The Cleveland Museum of Art (CMA) today announced the reinstallation of its contemporary art galleries. The reimagined galleries stage fresh conversations among works in the museum’s contemporary collection, celebrating in particular work by women and artists of color. The reinstallation is made possible with principal support provided by the Sandy and Sally Cutler Strategic Opportunities Fund.
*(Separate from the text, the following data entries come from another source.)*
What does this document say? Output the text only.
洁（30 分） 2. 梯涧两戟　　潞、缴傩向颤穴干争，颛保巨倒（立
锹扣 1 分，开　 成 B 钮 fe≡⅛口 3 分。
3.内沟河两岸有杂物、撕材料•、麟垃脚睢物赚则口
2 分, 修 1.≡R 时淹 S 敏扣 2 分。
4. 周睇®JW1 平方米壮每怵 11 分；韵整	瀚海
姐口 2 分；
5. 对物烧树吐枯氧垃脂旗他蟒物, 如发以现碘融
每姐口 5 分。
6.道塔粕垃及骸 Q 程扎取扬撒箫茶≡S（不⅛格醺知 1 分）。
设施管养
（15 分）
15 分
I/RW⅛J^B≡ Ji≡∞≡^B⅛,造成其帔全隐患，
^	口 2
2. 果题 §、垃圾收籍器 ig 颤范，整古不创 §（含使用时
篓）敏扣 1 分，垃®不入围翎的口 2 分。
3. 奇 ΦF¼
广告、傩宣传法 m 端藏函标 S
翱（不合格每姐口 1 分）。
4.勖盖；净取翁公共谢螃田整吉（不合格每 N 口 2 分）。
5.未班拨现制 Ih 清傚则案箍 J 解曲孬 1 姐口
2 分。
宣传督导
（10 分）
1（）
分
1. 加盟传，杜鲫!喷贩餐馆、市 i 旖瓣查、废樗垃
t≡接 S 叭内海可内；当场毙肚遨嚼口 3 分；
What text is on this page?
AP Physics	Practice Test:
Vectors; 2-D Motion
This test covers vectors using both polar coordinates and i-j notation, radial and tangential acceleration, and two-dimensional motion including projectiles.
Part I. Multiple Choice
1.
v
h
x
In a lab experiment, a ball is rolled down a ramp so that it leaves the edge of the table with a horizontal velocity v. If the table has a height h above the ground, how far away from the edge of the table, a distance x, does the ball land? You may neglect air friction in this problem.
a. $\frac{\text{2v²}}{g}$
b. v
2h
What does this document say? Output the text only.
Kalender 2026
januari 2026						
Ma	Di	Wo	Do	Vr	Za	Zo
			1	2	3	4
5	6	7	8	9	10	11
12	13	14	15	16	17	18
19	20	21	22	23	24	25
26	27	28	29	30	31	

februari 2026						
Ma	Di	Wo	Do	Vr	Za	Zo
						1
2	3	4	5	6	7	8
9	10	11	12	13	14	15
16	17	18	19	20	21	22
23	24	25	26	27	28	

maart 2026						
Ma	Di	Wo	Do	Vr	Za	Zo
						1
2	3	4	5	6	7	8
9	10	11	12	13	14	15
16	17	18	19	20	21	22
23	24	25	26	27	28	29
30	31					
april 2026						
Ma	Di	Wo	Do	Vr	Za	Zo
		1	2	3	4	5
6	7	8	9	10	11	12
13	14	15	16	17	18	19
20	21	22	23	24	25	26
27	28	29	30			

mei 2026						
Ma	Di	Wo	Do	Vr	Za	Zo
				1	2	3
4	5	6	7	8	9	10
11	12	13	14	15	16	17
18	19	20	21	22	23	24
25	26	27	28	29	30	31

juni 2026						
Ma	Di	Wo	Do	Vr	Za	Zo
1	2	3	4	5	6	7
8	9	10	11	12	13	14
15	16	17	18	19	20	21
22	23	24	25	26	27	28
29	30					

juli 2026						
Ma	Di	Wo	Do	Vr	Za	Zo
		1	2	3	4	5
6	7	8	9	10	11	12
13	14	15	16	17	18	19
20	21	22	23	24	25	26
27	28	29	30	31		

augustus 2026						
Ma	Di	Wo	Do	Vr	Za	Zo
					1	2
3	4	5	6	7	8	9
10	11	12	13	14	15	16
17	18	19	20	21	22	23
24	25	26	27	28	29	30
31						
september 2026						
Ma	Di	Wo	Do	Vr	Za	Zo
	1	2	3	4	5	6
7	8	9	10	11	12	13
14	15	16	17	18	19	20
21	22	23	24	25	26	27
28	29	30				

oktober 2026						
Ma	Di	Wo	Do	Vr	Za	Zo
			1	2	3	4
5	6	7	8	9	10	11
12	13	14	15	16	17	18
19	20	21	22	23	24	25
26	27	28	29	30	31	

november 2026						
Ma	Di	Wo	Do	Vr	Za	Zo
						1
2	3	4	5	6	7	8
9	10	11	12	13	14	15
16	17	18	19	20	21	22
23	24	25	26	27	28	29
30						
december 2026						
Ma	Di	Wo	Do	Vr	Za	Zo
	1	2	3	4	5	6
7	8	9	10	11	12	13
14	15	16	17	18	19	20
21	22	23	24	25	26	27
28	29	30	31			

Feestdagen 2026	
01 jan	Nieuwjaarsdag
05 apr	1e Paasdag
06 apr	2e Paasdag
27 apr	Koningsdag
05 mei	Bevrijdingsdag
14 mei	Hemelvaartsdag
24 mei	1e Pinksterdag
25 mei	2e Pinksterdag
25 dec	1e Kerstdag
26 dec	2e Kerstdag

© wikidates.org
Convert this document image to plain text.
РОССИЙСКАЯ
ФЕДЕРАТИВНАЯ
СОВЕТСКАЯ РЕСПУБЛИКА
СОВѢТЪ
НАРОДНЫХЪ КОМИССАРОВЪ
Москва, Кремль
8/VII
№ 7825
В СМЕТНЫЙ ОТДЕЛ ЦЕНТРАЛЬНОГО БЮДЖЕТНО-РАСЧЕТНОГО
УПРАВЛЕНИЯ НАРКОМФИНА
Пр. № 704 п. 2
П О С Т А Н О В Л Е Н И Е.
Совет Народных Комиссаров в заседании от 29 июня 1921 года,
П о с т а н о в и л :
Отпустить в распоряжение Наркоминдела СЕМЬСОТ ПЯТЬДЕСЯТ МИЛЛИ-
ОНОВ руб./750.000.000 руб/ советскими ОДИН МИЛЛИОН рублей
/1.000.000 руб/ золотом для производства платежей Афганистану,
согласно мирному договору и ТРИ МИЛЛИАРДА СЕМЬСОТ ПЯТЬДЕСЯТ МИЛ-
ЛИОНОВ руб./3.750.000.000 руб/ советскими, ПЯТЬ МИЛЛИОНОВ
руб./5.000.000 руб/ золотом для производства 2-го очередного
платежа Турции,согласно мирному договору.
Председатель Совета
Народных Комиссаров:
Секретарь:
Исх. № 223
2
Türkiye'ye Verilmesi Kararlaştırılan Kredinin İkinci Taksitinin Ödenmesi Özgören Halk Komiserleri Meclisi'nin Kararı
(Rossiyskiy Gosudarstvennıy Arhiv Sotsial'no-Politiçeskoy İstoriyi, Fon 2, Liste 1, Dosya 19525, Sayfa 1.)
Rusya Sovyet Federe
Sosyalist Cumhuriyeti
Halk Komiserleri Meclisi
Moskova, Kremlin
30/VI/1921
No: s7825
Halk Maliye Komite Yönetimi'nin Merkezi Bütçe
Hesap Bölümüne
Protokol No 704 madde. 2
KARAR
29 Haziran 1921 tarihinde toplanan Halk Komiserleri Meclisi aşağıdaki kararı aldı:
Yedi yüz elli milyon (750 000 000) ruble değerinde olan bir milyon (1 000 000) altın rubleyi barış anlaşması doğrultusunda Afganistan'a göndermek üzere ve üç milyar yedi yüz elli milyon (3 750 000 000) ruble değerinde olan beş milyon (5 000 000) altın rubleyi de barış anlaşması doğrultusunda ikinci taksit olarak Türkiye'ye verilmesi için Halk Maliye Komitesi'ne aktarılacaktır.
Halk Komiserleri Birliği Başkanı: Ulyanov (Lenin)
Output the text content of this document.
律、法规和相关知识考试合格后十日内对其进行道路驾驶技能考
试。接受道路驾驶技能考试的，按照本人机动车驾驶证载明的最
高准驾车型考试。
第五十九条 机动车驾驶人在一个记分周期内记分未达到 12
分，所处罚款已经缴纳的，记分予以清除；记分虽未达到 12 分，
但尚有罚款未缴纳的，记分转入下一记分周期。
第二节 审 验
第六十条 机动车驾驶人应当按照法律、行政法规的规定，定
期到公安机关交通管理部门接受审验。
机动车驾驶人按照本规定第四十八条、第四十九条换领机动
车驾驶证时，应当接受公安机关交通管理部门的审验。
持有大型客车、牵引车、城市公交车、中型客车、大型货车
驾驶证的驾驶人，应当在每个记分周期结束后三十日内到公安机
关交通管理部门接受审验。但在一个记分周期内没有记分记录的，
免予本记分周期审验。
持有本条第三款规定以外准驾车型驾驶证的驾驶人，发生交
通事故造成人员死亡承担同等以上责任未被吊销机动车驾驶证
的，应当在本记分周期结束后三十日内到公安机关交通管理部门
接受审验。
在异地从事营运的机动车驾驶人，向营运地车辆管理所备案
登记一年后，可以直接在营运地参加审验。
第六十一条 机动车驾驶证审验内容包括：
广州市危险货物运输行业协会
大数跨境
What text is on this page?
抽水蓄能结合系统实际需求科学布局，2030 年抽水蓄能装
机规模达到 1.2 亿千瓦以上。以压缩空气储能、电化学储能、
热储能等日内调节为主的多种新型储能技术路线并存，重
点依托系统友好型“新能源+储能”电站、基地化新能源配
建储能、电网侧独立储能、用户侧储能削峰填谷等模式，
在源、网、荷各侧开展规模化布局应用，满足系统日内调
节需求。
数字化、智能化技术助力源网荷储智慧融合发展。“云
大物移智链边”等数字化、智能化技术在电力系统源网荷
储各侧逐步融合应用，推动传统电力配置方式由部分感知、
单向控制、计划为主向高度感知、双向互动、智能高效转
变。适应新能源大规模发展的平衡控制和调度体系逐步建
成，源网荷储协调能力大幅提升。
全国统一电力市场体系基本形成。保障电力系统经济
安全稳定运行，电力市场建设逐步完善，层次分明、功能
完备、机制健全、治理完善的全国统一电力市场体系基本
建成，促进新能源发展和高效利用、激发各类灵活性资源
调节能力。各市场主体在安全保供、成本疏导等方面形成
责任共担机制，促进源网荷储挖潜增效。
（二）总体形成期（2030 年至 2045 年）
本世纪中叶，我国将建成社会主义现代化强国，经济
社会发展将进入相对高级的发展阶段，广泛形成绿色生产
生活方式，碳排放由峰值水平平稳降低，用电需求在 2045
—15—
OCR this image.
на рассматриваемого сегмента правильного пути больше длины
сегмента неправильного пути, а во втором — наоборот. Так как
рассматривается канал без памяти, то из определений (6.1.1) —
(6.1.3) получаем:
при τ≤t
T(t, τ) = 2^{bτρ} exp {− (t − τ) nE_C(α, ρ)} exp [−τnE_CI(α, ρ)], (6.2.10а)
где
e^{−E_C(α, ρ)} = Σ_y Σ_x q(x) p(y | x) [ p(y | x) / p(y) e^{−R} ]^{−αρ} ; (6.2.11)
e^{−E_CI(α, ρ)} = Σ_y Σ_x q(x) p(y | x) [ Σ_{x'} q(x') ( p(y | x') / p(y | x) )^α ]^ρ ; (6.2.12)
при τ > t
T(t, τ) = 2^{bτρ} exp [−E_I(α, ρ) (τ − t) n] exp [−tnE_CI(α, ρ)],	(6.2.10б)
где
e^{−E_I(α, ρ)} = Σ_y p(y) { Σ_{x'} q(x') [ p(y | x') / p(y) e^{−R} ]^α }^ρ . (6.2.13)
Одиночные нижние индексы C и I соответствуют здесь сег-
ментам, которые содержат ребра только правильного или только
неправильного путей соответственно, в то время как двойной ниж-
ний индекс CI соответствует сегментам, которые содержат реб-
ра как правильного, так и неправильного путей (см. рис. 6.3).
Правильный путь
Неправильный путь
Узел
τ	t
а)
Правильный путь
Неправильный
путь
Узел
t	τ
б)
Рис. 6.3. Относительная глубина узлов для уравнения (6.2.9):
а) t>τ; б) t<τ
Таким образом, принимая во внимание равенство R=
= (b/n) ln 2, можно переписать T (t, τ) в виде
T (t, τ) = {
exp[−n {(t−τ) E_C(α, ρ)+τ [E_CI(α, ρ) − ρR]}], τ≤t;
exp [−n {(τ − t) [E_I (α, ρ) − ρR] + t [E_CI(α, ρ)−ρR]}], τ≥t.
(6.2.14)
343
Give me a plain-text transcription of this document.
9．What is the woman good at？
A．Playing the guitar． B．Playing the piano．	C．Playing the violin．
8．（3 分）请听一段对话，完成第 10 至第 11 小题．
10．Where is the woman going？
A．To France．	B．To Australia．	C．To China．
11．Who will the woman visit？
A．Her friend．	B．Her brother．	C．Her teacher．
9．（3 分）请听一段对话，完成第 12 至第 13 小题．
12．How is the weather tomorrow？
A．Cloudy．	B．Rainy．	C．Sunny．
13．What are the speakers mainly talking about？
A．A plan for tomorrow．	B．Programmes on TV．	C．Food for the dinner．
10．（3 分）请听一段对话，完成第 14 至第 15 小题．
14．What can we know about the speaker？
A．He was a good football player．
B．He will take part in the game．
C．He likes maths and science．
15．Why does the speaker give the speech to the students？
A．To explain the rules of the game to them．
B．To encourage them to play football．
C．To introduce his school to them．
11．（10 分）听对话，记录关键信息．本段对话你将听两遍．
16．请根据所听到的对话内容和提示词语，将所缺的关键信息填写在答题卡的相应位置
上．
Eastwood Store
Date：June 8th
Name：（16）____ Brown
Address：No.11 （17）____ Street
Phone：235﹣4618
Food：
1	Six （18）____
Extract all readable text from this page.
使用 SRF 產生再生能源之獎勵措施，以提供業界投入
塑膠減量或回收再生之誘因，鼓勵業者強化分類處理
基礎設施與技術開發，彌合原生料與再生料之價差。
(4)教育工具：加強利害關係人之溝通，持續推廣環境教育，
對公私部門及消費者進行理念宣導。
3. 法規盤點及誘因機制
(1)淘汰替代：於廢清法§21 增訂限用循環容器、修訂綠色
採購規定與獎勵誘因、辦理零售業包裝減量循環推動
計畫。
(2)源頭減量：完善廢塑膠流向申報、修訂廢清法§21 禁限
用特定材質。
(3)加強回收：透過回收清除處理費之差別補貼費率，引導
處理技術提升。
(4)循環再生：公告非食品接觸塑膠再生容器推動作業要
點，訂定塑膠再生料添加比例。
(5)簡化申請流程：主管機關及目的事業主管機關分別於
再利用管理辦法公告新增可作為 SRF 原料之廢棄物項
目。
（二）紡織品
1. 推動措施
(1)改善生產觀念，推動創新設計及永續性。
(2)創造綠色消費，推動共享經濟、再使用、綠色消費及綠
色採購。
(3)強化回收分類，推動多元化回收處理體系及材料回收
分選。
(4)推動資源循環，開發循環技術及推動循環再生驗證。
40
The redesigned contemporary art galleries open Tuesday, April 20, in the S. Mueller Family Galleries of Contemporary Art including the Betty and Max Ratner Gallery (224A), Toby’s Gallery for Contemporary Art (229A, 229C) and the Paula and Eugene Stevens Gallery (229B).

“By prioritizing the work of diverse artists from around the world, this new installation demonstrates the wide range of perspectives, backgrounds and identities that animate contemporary art,” said William M. Griswold, director of the Cleveland Museum of Art. “These galleries are the first to be reimagined in 2021 and are part of an exciting initiative undertaken in connection with our strategic plan, which calls for us to reinstall several galleries each year, enriching our visitors’ experience with new works, themes and interpretive approaches.”

“This installation carries forward in time stories whose beginnings are told throughout the museum’s historic collections,” said Emily Liebert, curator of contemporary art. “Creating connections across time and place is one of the great opportunities of presenting contemporary art in an encyclopedic museum.”

Through four major themes, this installation explores the ways contemporary artists reimagine topics that endure throughout art history. The Figure features artists rethinking the possibilities of portraiture and representation of the body. Simone Leigh, whose Las Meninas (2019.175) is on view, describes her work as “auto-ethnographic”; she combines self-focused narratives with forms and materials typically found in African art. This interest in fusing histories and visual traditions is characteristic of other works in this section. 

In Found and Made, some of the works are created with ready-made everyday objects like a light bulb or a chain-link fence, while others celebrate the quality of touch in the handcrafted. Still others bring these interests together: Vija Celmins’ Blackboard Tableau #12 features a pair of seemingly identical blackboards; however, one was found and the other was made by the artist. Through her observation of detail, Celmins generates an accord between the mass-produced commonplace object and the uniquely crafted one.

“Visitors will find that the new display includes conversations between longtime favorites and exciting recent acquisitions,” said Nadiah Rivera Fellah, associate curator of contemporary art.

Living Abstraction features works that are animated by associations with living matter. While Zilia Sánchez’s Troyanas (de la serie Módulos Infinitos) (Trojan Women [of the Infinite Module series])(2020.262), on view for the first time since its 2020 acquisition, juts off the wall in three biomorphic peaks, the openings in Lee Bontecou’s untitled structure (1967.77) look like bodily orifices and lunar craters. The latter is a nod to Bontecou’s self-declared “joy and excitement about outer space.” 

The artists included in Color, Shape, and Line use these foundational art elements to create dynamic compositions. As Al Loving expressed in 1969, “The wall must be pierced, brought forward, pushed back.” In his geometric abstractions, such as Blue Rational/Irrational (2019.58), Loving evokes three-dimensional space on a two-dimensional surface through strategic layers of cubic forms and carefully calibrated juxtapositions of color. Innovations by the artists here created important legacies that have influenced generations of younger artists.